By Vasco Cotovio, Laura Paddison and Sana Noor Haq, CNN

(CNN) — Deforestation in the Brazilian Amazon fell by 66% last month compared to July 2022 and is now at its lowest rate in six years, according to preliminary data released by Brazil’s National Institute for Space Research (INPE) on Thursday.

Nearly 500 square kilometers (193 square miles) of rainforest were cleared in July, a significant fall from the 1,487 square kilometers (574 square miles) cleared last July.

There has been a sharp decline in deforestation since Luiz Inacio Lula da Silva was inaugurated as president in January. Lula has pledged to end deforestation, which had increased rapidly under his predecessor, Jair Bolsonaro.

Brazil’s environment minister, Marina Silva, said government policies, including increasing surveillance and fining perpetrators, has played a big role in bringing rates of deforestation down.

“It is the end of the expectation of impunity,” Silva told journalists at a news conference announcing the results. “When you see the increase in operations … this creates a virtuous circle of no longer expecting impunity.”

The preliminary data should be confirmed in the next few days, and comes as the countries which contain parts of the Amazon prepare to meet on August 8 and 9 in the Brazilian city of Belem, for a summit aimed at increasing protection of the rainforest.

The reduced rate of deforestation is positive news at a time when the Amazon remains critically vulnerable.

Mikaela Weisse, the director of the World Resources Institute’s (WRI) Global Forest Watch, said the data is “incredibly important and promising.”

“The fact that we’re still seeing these massive declines compared to last year and previous years in July, I think is very significant,” she told CNN. “Lula and his administration are taking deforestation much more seriously than his predecessor.”
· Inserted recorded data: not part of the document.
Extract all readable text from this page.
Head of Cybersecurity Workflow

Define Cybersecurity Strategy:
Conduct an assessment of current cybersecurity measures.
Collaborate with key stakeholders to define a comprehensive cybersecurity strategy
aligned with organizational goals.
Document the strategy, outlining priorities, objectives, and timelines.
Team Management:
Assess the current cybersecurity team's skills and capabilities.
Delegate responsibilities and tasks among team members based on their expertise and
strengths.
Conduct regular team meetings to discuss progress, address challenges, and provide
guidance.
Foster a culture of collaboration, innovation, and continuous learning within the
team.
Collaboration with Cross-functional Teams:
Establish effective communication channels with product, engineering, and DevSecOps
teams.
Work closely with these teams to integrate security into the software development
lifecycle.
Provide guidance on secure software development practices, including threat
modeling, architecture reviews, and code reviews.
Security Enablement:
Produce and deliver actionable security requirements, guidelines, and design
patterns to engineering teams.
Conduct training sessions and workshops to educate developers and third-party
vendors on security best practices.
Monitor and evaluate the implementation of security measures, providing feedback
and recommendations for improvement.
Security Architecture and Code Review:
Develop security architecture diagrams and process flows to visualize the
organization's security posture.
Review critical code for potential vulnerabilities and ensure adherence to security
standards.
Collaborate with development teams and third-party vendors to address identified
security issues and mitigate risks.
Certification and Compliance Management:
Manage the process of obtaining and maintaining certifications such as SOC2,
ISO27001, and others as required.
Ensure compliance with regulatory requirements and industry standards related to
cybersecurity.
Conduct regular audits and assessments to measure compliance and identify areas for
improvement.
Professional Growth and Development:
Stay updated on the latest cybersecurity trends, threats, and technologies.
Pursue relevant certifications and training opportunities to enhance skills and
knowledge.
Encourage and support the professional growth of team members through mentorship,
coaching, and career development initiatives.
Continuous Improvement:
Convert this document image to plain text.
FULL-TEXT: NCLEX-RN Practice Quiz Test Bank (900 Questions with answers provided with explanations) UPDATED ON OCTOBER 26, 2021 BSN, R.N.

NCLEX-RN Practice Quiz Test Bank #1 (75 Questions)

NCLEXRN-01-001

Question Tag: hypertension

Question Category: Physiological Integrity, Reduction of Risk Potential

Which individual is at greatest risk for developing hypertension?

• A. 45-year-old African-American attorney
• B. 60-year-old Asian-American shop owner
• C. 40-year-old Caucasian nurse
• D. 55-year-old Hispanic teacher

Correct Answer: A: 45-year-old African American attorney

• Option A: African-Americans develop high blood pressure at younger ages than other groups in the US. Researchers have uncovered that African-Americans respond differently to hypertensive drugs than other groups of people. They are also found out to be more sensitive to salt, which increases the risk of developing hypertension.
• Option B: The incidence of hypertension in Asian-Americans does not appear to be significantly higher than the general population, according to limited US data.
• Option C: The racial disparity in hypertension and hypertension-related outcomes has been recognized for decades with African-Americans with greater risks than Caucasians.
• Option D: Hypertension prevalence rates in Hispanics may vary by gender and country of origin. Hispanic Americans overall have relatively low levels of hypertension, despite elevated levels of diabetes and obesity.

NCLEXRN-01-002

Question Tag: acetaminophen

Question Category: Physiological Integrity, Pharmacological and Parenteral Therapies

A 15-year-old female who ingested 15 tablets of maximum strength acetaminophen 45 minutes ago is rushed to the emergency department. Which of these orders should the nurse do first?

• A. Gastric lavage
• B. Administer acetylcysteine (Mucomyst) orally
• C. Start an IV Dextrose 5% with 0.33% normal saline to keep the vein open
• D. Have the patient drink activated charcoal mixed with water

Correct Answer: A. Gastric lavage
Some scientists have warned that the rainforest may be approaching a critical tipping point that could see it transformed into a grassy savannah. This would have huge implications for biodiversity as well as the climate crisis – the Amazon stores huge amounts of carbon and has a significant impact on global weather patterns.

“The Amazon rainforest really serves as kind of a motor, for rainfall and precipitation throughout the region. And so I think we would expect to see pretty major implications on agricultural production, for example, in other parts of Brazil and across South America,” Weisse said.

If the Amazon is not protected, it will also be much harder to limit global warming to 1.5 degrees Celsius above pre-industrial levels, said Weisse. Breaching this threshold risks of triggering major tipping points, including the death of coral reefs and the melting of polar ice sheets.

Continued effort is needed to keep pushing deforestation rates down, Weisse said. “You can’t just reduce the rates and expect that it’s going to stay that way.”

What’s happening in the Brazilian Amazon provides some hope that rainforest destruction rates might start to decline globally. In 2022 an area of global tropical forest the size of Switzerland was lost as forest destruction rose by 10% compared to the previous year, according to a recent report from Global Forest Watch.